Los científicos excavaron en un enorme montículo llamado Tell Hamoukar, en una árida llanura del nordeste de Siria, en cuya cima hay ahora un poblado de 750 personas, constituido tras la reforma agraria de 1964. En la región se llama tell a un montículo artificial en medio del terreno plano, formado por sucesivas construcciones y destrucciones de asentamientos humanos.
Al excavar en
un estrato que data del 3500 al 4000 antes de Cristo, los arqueólogos encontraron restos de la muralla protectora de una ciudad. Anteriormente, las únicas ciudades halladas correspondientes a ese período estaban en Sumeria, entre los ríos Éufrates y Tigris, en lo que ahora es Irak.Esos sitios, las antiguas Ur y Uruk, estaban entonces en sus inicios y eran centros de complejos reinos emergentes surgidos de la amalgama de clanes tribales. "Tenemos que replantear nuestras ideas acerca de los comienzos de la civilización e ir más atrás en el tiempo", plantea Gibson.
"En la escuela se muestra al sur de la Mesopotamia como el área donde se desarrollaron los primeros estados urbanizados, antes de diseminarse hacia áreas menos avanzadas -recuerda el arqueólogo-. Hamoukar cumple plenamente con este patrón que se ha sugerido para el norte de la Mesopotamia, el norte de Siria y el sudeste de Turquía: la idea de que amplios centros regionales de sociedades complejas emergieron con mayor o menor independencia del sur de la Mesopotamia."
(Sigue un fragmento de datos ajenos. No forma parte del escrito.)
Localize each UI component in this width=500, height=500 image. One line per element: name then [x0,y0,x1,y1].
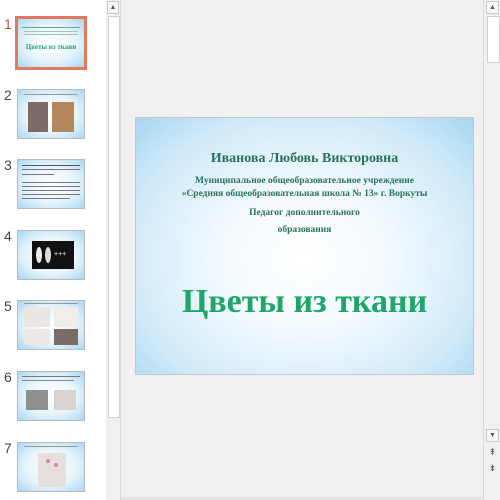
thumbnail-number: 4 [4,228,12,244]
slide-editor-area: Иванова Любовь Викторовна Муниципальное … [121,0,483,500]
thumbnail-title: Цветы из ткани [25,43,77,51]
thumbnail-scrollbar[interactable]: ▲ [106,0,121,500]
thumbnail-slide-1[interactable]: 1 Цветы из ткани [0,16,106,76]
thumbnail-number: 1 [4,16,12,32]
slide-author: Иванова Любовь Викторовна [210,151,399,166]
thumbnail-image[interactable] [17,159,85,209]
thumbnail-number: 7 [4,440,12,456]
thumbnail-slide-7[interactable]: 7 [0,440,106,500]
slide-position-line2: образования [277,225,332,235]
thumbnail-slide-4[interactable]: 4 +++ [0,228,106,288]
previous-slide-icon[interactable]: ⇞ [487,447,498,457]
slide-institution-line1: Муниципальное общеобразовательное учрежд… [195,176,414,186]
scrollbar-thumb[interactable] [108,16,120,418]
slide-title: Цветы из ткани [181,283,428,320]
editor-scrollbar[interactable]: ▲ ▼ ⇞ ⇟ [483,0,500,500]
thumbnail-image[interactable] [17,371,85,421]
next-slide-icon[interactable]: ⇟ [487,463,498,473]
thumbnail-number: 3 [4,157,12,173]
thumbnail-image[interactable]: +++ [17,230,85,280]
thumbnail-number: 5 [4,298,12,314]
scroll-up-icon[interactable]: ▲ [107,1,119,14]
thumbnail-slide-5[interactable]: 5 [0,298,106,358]
scroll-down-icon[interactable]: ▼ [486,429,499,442]
slide-thumbnail-pane: 1 Цветы из ткани 2 3 4 +++ 5 6 7 [0,0,107,500]
thumbnail-image[interactable]: Цветы из ткани [15,16,87,70]
thumbnail-slide-6[interactable]: 6 [0,369,106,429]
scrollbar-thumb[interactable] [487,16,500,63]
thumbnail-image[interactable] [17,300,85,350]
thumbnail-image[interactable] [17,442,85,492]
slide-institution-line2: «Средняя общеобразовательная школа № 13»… [181,189,428,199]
thumbnail-slide-3[interactable]: 3 [0,157,106,217]
thumbnail-slide-2[interactable]: 2 [0,87,106,147]
thumbnail-number: 6 [4,369,12,385]
slide-position-line1: Педагог дополнительного [249,208,360,218]
thumbnail-number: 2 [4,87,12,103]
current-slide[interactable]: Иванова Любовь Викторовна Муниципальное … [136,118,473,374]
scroll-up-icon[interactable]: ▲ [486,1,499,14]
thumbnail-image[interactable] [17,89,85,139]
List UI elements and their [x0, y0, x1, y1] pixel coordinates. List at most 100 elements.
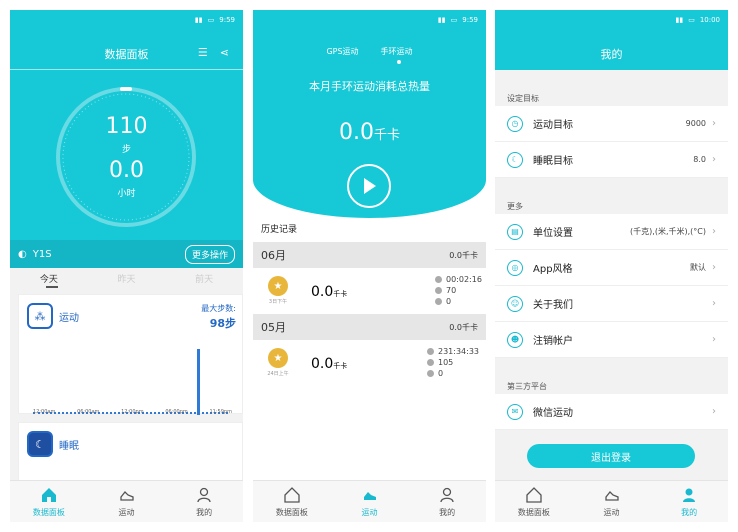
- row-label: 睡眠目标: [533, 156, 573, 167]
- run-icon: ★: [268, 276, 288, 296]
- bluetooth-icon: ◐: [18, 248, 27, 260]
- distance-icon: [427, 370, 434, 377]
- battery-icon: ▭: [688, 16, 695, 24]
- month-header: 05月 0.0千卡: [253, 314, 486, 340]
- max-steps-label: 最大步数:: [201, 304, 236, 313]
- row-value: 8.0: [693, 155, 706, 164]
- footprint-icon: ⁂: [27, 303, 53, 329]
- tick-label: 06:00am: [77, 409, 100, 415]
- tab-dashboard[interactable]: 数据面板: [10, 481, 88, 522]
- signal-icon: ▮▮: [675, 16, 684, 24]
- sport-screen: ▮▮ ▭ 9:59 GPS运动 手环运动 本月手环运动消耗总热量 0.0千卡 历…: [253, 10, 486, 522]
- chevron-right-icon: ›: [712, 154, 716, 165]
- tab-me[interactable]: 我的: [165, 481, 243, 522]
- watch-icon: ◷: [507, 115, 523, 132]
- history-icon[interactable]: ☰: [198, 46, 208, 59]
- bottom-tab-bar: 数据面板 运动 我的: [253, 480, 486, 522]
- tab-sport[interactable]: 运动: [331, 481, 409, 522]
- signal-icon: ▮▮: [437, 16, 446, 24]
- history-title: 历史记录: [261, 225, 298, 235]
- battery-icon: ▭: [207, 16, 215, 24]
- row-value: 9000: [685, 119, 706, 128]
- about-us-row[interactable]: ☺ 关于我们 ›: [495, 286, 728, 322]
- dashboard-screen: ▮▮ ▭ 9:59 数据面板 ☰ ⋖ 110 步 0.0 小时 ◐ Y1S 更多…: [10, 10, 243, 522]
- unit-settings-row[interactable]: ▤ 单位设置 (千克),(米,千米),(°C) ›: [495, 214, 728, 250]
- tab-yesterday[interactable]: 昨天: [88, 272, 166, 285]
- record-duration: 231:34:33: [438, 347, 480, 356]
- sleep-card[interactable]: ☾ 睡眠: [18, 422, 243, 482]
- total-kcal: 0.0: [338, 120, 374, 145]
- logout-button[interactable]: 退出登录: [527, 444, 695, 468]
- progress-ring: [56, 87, 196, 227]
- tab-day-before[interactable]: 前天: [165, 272, 243, 285]
- tab-label: 我的: [681, 507, 698, 517]
- ruler-icon: ▤: [507, 223, 523, 240]
- device-name: Y1S: [32, 248, 52, 260]
- tab-label: 运动: [361, 507, 378, 517]
- tab-today[interactable]: 今天: [10, 272, 88, 285]
- month-label: 06月: [261, 249, 286, 262]
- tick-label: 11:59pm: [209, 409, 232, 415]
- tick-label: 12:00am: [33, 409, 56, 415]
- record-unit: 千卡: [333, 362, 348, 370]
- tab-label: 数据面板: [275, 507, 308, 517]
- hours-value: 0.0: [109, 158, 144, 183]
- battery-icon: ▭: [450, 16, 458, 24]
- steps-icon: [435, 287, 442, 294]
- tab-me[interactable]: 我的: [408, 481, 486, 522]
- section-title: 设定目标: [507, 93, 539, 103]
- row-value: 默认: [690, 263, 706, 272]
- chevron-right-icon: ›: [712, 406, 716, 417]
- sleep-goal-row[interactable]: ☾ 睡眠目标 8.0 ›: [495, 142, 728, 178]
- max-steps-value: 98步: [209, 317, 236, 330]
- tab-sport[interactable]: 运动: [88, 481, 166, 522]
- today-indicator: [46, 286, 58, 288]
- chevron-right-icon: ›: [712, 298, 716, 309]
- bottom-tab-bar: 数据面板 运动 我的: [10, 480, 243, 522]
- status-time: 10:00: [699, 16, 720, 24]
- bottom-tab-bar: 数据面板 运动 我的: [495, 480, 728, 522]
- row-label: 微信运动: [533, 408, 573, 419]
- person-icon: [197, 487, 211, 502]
- record-steps: 70: [446, 286, 457, 295]
- tab-me[interactable]: 我的: [650, 481, 728, 522]
- status-bar: ▮▮ ▭ 9:59: [10, 10, 243, 30]
- tab-label: 我的: [439, 507, 456, 517]
- tab-dashboard[interactable]: 数据面板: [253, 481, 331, 522]
- signal-icon: ▮▮: [194, 16, 203, 24]
- dashboard-header: ▮▮ ▭ 9:59 数据面板 ☰ ⋖ 110 步 0.0 小时 ◐ Y1S 更多…: [10, 10, 243, 268]
- tab-sport[interactable]: 运动: [573, 481, 651, 522]
- more-actions-button[interactable]: 更多操作: [184, 244, 235, 264]
- app-style-row[interactable]: ◎ App风格 默认 ›: [495, 250, 728, 286]
- sport-mode-tabs: GPS运动 手环运动: [253, 46, 486, 57]
- wechat-icon: ✉: [507, 403, 523, 420]
- delete-account-row[interactable]: ☻ 注销帐户 ›: [495, 322, 728, 358]
- list-item[interactable]: ★ 24日上午 0.0千卡 231:34:33 105 0: [253, 340, 486, 385]
- sport-card[interactable]: ⁂ 运动 最大步数: 98步 12:00am 06:00am 12:00pm 0…: [18, 294, 243, 415]
- tick-label: 06:00pm: [165, 409, 188, 415]
- tab-band-sport[interactable]: 手环运动: [381, 46, 413, 57]
- row-label: 关于我们: [533, 300, 573, 311]
- steps-unit: 步: [121, 145, 131, 155]
- tab-gps-sport[interactable]: GPS运动: [326, 46, 358, 57]
- person-icon: [683, 488, 696, 502]
- tab-label: 我的: [196, 507, 213, 517]
- steps-icon: [427, 359, 434, 366]
- list-item[interactable]: ★ 3日下午 0.0千卡 00:02:16 70 0: [253, 268, 486, 313]
- status-time: 9:59: [462, 16, 478, 24]
- time-axis: 12:00am 06:00am 12:00pm 06:00pm 11:59pm: [33, 409, 232, 415]
- home-icon: [284, 486, 300, 503]
- tab-dashboard[interactable]: 数据面板: [495, 481, 573, 522]
- record-distance: 0: [446, 297, 452, 306]
- sport-header: ▮▮ ▭ 9:59 GPS运动 手环运动 本月手环运动消耗总热量 0.0千卡: [253, 10, 486, 218]
- status-bar: ▮▮ ▭ 10:00: [495, 10, 728, 30]
- record-date: 3日下午: [268, 299, 288, 305]
- shoe-icon: [604, 490, 619, 501]
- steps-value: 110: [105, 114, 148, 139]
- sport-goal-row[interactable]: ◷ 运动目标 9000 ›: [495, 106, 728, 142]
- wechat-sport-row[interactable]: ✉ 微信运动 ›: [495, 394, 728, 430]
- record-kcal: 0.0: [311, 356, 334, 372]
- play-button[interactable]: [347, 164, 391, 208]
- share-icon[interactable]: ⋖: [220, 46, 229, 59]
- sport-headline: 本月手环运动消耗总热量: [309, 80, 430, 93]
Los arqueólogos diferencian las ciudades de las aldeas, no tanto por su extensión como por su modo de funcionamiento. En la prehistoria, en los tiempos previos a la civilización, la gente vivía en aldeas lideradas por un jefe tribal. Cada familia era autosuficiente: fabricaba sus cacharros, utensilios y su propia vestimenta.
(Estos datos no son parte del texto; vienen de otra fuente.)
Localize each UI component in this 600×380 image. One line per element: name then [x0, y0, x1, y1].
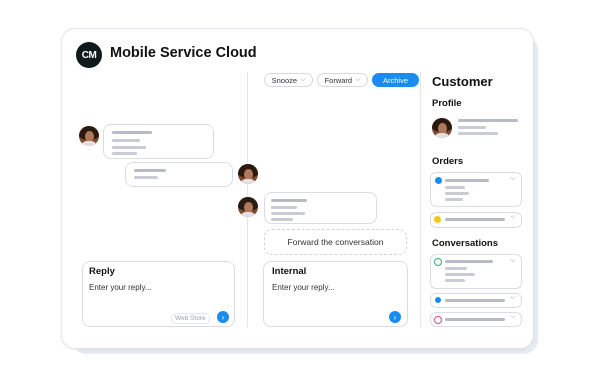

En las ciudades tempranas, la gente ya trabajaba en torno de líneas de trabajo especializadas. Los alfareros hacían vasijas para más personas, lo mismo que los tejedores con la ropa. Y los arquitectos diseñaban y levantaban grandes obras públicas y edificios. Las ciudades también fueron los primeros estados, gobernados por una compleja jerarquía de mandatarios religiosos y políticos.
Los objetos desenterrados en Hamoukar constituyen indicios de una ciudad en pleno funcionamiento. En un área, los arqueólogos descubrieron grandes hornos llenos de cenizas, huesos y semillas. "No eran para que cocinara sólo una familia -declaró Gibson-. Esas cosas se usan para alimentar a decenas de personas que trabajan en el lugar, y también para dar de comer a los pobres. Supongo que los hornos se vinculan con un palacio o un templo."
También se hallaron numerosas cerámicas, incluidas piezas finas similares a porcelana, que sólo podrían haber sido producidas por una manufactura organizada y sofisticada. Entre las cenizas de los hornos se encontraron, además, sellos de impresión con grabados como jeroglíficos primitivos, que se estampaban en piezas de arcilla húmeda y que, una vez secas, eran usadas como monedas para registrar transacciones comerciales.
Otros sellos, más elaborados, tienen forma de animales como osos, perros, peces, leones y pájaros. Se cree que eran utilizados por personas con mayor autoridad. "Los sellos son la principal evidencia de algún sistema de contabilidad o responsabilidad, que revela una organización administrativa -afirma Gibson-. Había una jerarquía, dos o tres niveles de personas en los que alguien con autoridad controlaba el trabajo de los subordinados."